I soon began to make friends with others that were also trying to live in their highest good. The most remarkable people came into our lives. I know God sent them to us to enrich our lives, and because it was time.
I’m certain that God and the Universe have me covered—when I do my needed work. I simply go in the direction of my highest good, and VIOLA!
And when I don’t…I get…lessons. *sigh*
“If you truly loved yourself, you could never hurt another.” ~Buddha
Buddha understood that the path to never hurting another was to love our own selves. Toxic people have a hard time loving themselves. They usually have self-contempt, even though their selfish behavior can make us think otherwise. What they project onto us is really how they feel about themselves. My prayer is that they too are awakened and that they find their own self compassion. This world needs peace from every single one of us.
Disconnected, Lacking and Empty
Our needed transformations are not all about losing weight. Some of us have different issues. Some drink too much. Some numb by not eating. Others need to work on relationships.

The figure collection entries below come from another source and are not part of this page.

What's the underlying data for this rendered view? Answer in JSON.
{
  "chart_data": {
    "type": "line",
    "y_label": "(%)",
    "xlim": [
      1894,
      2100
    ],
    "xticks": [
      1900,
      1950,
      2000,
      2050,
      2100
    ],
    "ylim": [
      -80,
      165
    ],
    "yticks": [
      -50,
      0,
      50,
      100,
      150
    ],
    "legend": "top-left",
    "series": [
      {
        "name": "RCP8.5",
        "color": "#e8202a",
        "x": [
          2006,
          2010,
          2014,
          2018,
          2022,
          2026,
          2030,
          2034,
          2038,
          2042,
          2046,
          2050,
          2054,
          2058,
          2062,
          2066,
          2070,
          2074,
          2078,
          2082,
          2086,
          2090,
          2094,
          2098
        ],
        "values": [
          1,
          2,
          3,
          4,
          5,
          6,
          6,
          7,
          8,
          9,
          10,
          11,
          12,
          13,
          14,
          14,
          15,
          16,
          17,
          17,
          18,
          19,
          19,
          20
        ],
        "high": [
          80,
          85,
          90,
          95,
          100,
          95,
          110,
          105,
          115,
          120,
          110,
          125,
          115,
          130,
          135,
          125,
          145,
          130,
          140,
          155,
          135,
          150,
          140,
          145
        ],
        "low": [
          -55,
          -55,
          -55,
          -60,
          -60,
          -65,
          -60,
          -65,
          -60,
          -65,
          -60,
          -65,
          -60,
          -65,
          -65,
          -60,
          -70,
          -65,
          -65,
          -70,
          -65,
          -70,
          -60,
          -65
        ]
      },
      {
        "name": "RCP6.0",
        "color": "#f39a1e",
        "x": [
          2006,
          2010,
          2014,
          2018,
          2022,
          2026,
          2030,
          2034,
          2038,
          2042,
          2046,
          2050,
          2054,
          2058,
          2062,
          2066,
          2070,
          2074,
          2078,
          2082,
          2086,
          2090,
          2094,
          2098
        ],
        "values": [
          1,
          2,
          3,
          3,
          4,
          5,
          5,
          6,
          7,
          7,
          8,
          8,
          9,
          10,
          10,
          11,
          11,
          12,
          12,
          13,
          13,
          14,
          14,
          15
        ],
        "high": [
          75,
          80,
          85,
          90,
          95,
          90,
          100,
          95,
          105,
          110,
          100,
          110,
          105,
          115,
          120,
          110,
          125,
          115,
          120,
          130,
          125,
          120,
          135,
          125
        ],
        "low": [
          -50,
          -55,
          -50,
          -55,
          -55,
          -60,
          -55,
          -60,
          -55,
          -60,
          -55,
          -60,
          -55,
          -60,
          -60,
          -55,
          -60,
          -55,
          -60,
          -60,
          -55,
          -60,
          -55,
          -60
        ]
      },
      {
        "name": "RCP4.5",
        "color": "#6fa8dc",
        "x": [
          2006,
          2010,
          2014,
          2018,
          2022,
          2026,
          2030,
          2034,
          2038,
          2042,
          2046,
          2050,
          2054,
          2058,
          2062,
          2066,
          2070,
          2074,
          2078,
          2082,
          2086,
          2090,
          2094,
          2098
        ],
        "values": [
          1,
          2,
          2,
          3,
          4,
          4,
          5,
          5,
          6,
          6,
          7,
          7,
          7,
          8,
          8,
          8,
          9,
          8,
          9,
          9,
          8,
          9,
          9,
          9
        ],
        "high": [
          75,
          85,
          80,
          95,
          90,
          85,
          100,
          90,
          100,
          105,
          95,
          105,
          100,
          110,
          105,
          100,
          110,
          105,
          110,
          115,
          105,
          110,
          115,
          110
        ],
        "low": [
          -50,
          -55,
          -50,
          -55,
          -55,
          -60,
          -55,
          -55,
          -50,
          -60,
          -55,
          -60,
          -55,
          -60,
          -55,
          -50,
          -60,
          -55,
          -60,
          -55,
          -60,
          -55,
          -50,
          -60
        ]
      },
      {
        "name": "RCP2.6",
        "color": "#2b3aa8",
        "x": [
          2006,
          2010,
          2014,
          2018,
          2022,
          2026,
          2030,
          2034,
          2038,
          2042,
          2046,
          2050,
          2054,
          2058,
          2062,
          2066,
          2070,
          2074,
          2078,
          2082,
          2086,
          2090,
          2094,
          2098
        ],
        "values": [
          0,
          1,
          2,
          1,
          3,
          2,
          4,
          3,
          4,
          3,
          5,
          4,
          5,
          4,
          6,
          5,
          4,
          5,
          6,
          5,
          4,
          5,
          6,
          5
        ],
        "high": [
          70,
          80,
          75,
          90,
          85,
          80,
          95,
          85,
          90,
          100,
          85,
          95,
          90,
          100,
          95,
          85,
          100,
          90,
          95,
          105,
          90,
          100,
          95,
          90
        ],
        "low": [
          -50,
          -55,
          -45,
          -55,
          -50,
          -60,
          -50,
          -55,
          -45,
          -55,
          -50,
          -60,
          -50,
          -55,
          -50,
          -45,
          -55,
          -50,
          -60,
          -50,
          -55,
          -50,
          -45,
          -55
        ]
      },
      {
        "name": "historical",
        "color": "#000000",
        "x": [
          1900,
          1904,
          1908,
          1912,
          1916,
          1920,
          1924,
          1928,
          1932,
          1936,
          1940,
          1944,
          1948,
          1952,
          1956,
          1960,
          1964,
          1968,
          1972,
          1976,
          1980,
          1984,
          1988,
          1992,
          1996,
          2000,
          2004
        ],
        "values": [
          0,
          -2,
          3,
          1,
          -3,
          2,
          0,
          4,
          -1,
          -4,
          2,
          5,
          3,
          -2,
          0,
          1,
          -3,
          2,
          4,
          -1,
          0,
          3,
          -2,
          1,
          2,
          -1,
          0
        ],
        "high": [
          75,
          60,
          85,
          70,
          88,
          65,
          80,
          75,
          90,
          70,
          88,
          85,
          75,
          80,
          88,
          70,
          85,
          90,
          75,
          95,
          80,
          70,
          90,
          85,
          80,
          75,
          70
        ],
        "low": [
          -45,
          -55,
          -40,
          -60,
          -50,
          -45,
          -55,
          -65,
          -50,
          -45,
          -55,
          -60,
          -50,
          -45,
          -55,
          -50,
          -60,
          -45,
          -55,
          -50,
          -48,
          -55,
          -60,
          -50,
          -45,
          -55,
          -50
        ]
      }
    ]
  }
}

Some feel disconnected, lacking and empty, and in deep vast voids.
Buying a new car, getting a bigger house, going on a month long vacation, or having our child win at the science fair is not how we will fill our deep void. It will only put a Band-Aid on a deep wound. Nothing wrong with a nice car, a fancy house or a big long trip to Europe but they won’t fill the emptiness. The trip will end, the house will become part of your norm, and the car will get a scratch: and the emptiness only left for a little bit.
After about half a dozen surgeries, I have found that wounds heal from the inside. When they have healed well from the inside, the outside then looks so much better.
Filling the deep vast emptiness and our sense of lacking can only be healed as an inside job.
The Greatest Compliment—Ever
After massive weight loss, I’ve been given many compliments. Compliments about how I look/beauty, my strength, my will power, my commitment, my focus, and even how badass I must be.
I have to say that the most fulfilling compliment I receive is when I’ve inspired someone to change their own lives for their highest good.
All other compliments feed my ego (my ego and I appreciate them, don’t stop), but inspiring someone, feeds my soul. It’s made me realize that my experiences with this life-changing transformation are something to share, even if I have to give up some of my well-guarded vulnerability.
How have you dealt with toxic situations? Have you ever made a life changing transformation?